I was burned in Argentina. And in Saudi Arabia. China, too. Personally.
I've watched others within companies where I've worked experience disasters in India, Pakistan, China, Libya, etc.
These disasters were mostly commercial issues. Mostly related to legal maneuvers by either the government itself, or advantage taken by local business people utilizing leverage through their local governments. Mostly it was limited in scope, but only through good fortune.
Most of these countries have a history of business train-wrecks. They go back on promises, change the rules, toss agreements aside when it is convenient, or use their legal system to take advantage. Then they "reform", claim they are anxious for direct foreign investment, invite capital back in. And then the cycle happens again.
Why these situations happen ranges all over the map, and could undoubtedly fill volumes.
My work lesson was in how you deal with these types of opportunities/problems as an individual manager. So here are my thoughts, developed through a couple of trips through the school of hard knocks.
1. Just say no. If a country has a history of fleecing foreigners, or of foreign investors being mistreated, it will probably happen again. If possible, just stay out altogether.
2. Limit your exposure. Put as little in the country as possible. Take out what you can (particularly cash) whenever you can.
3. Find a solid partner. A manager, an investor or an adviser. Get someone who can see trouble coming and help you develop a plan to deal with it.
4. Verify. Trust must be earned in such places, never assumed. Check out the reputation of anyone you will be dependent upon. And double check anything important they tell you. If you don't hear if from multiple independent sources, assume it isn't true/correct.

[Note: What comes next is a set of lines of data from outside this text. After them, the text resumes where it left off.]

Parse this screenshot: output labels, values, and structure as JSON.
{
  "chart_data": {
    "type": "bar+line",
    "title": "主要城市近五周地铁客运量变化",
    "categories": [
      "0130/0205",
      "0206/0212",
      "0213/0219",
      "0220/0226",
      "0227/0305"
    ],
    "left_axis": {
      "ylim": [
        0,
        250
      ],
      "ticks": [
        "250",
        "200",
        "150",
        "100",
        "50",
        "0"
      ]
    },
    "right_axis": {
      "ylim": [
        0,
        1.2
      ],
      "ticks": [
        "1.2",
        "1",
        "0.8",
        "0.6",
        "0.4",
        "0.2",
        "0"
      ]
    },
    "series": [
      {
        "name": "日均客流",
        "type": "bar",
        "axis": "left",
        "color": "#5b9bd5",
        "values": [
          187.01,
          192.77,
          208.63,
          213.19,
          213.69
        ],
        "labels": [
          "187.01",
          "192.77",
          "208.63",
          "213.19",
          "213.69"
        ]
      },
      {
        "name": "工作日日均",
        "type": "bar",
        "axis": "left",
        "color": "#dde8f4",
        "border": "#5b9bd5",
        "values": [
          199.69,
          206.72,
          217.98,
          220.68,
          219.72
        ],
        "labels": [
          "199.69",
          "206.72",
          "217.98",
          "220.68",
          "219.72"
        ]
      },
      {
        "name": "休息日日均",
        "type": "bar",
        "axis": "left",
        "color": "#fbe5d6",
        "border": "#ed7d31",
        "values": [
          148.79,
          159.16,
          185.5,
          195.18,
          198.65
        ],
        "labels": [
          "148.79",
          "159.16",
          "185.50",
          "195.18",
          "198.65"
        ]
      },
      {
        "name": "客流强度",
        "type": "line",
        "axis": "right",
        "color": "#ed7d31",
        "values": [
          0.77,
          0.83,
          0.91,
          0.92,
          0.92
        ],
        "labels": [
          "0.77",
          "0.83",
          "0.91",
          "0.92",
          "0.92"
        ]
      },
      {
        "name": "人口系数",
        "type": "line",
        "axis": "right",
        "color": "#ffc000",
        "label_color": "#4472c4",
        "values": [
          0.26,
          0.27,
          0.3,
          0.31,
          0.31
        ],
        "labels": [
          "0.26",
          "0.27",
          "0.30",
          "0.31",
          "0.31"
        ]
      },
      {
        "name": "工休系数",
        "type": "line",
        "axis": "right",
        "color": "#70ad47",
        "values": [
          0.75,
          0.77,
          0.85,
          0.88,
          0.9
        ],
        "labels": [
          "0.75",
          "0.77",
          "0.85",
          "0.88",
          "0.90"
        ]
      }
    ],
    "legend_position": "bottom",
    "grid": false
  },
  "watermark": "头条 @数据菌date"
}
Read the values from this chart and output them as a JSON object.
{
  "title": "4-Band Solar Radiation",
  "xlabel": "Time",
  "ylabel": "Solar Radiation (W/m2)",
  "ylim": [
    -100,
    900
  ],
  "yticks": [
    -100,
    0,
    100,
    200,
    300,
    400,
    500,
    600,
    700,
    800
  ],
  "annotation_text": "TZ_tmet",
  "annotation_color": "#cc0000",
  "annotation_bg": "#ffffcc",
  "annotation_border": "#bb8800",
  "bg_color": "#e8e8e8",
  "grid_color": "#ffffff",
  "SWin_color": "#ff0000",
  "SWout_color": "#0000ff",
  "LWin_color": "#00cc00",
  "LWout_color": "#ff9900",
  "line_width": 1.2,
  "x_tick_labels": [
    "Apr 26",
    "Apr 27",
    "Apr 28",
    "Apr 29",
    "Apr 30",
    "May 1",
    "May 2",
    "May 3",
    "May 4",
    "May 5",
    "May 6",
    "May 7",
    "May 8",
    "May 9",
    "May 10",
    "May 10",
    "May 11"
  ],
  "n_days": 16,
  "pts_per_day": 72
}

5. Control the venue. Contracts are great, but they are even better if you control where they will be enforced. Don't accept a third world court venue where you will lose simply because you don't understand the local law, can't access to resources, and will have zero sympathy with a jury.
6. Anticipate problems. Use history, current events, and advisor information. Put together plans to deal with issues before they happen.
7. Communicate with your superiors. Sooner or later something bad will happen. It's important they are aware of the risks before a bomb drops.
International business is hard. But for many companies, it's essential to success and can't be ignored. Appropriate caution and preparation will prevent a disastrous or, at the least, a very unpleasant experience.